Comparing nodes
Comparing nodes is a process of checking how equivalent two nodes are to each other. This is used heavily in StaticShape as a way to see whether nodes should be merged or should become another node, like loops and conditionals.
For example, we have two html element nodes that need to be compared:
<h1>Home</h1>
<h1>About</h1>
For a human, it is easy to see that these are very similar. To make this comparison automatic, we need to have a mathematical representation of how “similar” they are. In StaticShape this is called an equivalency score.
#Equivalency scores
An equivalency score is a number between 0 and 1. A good way to interpret the numbers is as a percentage, between 0% match and 100% match. This gives us a way of comparing the nodes and having thresholds for different behaviour like merging and loops.
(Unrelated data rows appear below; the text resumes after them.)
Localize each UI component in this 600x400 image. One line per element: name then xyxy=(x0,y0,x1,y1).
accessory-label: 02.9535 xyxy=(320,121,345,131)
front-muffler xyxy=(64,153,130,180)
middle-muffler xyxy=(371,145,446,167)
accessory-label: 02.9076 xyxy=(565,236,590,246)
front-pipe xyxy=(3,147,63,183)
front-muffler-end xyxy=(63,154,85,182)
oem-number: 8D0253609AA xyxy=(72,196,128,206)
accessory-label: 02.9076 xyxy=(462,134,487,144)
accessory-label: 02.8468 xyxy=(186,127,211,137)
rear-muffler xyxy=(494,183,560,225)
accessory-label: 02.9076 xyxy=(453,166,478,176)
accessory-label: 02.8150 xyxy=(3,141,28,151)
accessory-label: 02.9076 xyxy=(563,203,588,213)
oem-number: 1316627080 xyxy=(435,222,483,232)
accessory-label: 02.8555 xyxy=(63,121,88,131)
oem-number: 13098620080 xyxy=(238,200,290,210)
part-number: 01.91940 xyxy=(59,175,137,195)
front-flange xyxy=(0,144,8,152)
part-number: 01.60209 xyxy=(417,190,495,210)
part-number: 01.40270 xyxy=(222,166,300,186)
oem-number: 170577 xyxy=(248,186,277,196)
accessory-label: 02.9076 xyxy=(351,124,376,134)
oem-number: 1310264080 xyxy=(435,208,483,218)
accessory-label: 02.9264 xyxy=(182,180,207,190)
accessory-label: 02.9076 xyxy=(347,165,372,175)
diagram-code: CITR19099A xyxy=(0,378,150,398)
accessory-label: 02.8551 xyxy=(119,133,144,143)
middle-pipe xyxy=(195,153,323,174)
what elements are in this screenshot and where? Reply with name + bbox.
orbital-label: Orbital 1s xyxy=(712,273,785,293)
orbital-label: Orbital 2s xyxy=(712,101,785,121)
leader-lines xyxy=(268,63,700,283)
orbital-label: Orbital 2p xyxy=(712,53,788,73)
#Scoring elements equivalency
To compare the elements listed above, the HTML needs to be parsed into an element node:
{
"type": "element",
"name": "h1",
"attrs": {},
"children": [
{
"type": "text",
"value": "Home"
}
]
}
{
"type": "element",
"name": "h1",
"attrs": {},
"children": [
{
"type": "text",
"value": "About"
}
]
}
To compare the two elements we can now compare all of the metadata attached. This is where the code needs to be more specific about comparing the different types of nodes. In the above example, a comparison between two h1 occurs:
- ✅ Both nodes have
type
element
- ✅ Both nodes have
name
h1
- ✅ Both nodes have the same
attrs
- 🤔 Each node has a different list of childen
From this comparison, a score can be attached to each positive match. For properties like attrs
and children
, we can run the scoring recursively to get a score. The max score is also calculated to put the score between 0 and 1.
#Scoring nodes tree equivalency
When a tree needs a score, each element from the first tree is compared to the element in the same position in the second tree. Each score is summed and compared with the number of nodes.
[
{
"type": "text",
"value": "Home"
}
]
[
{
"type": "text",
"value": "About"
}
]
#Scoring text nodes
To finish our example, a method of scoring text nodes is needed.
{
"type": "text",
"value": "Home"
}
{
"type": "text",
"value": "About"
}
In the above example, a comparison between two text nodes occurs:
- ✅ Both nodes have
type
text
- 🤔 Each nodes
value
is not the same
As the value
key in a text node is a string, a method is needed for comparing the distance between two strings. For this StaticShape uses a algorithm called Levenshtein distance or edit distance. This algorithm gives a number of edits that would be required to change one string to another. This distance can be used as the score. The max score is the total number of characters in the longest string. Combining these, we can arrive at a score between 0 and 1.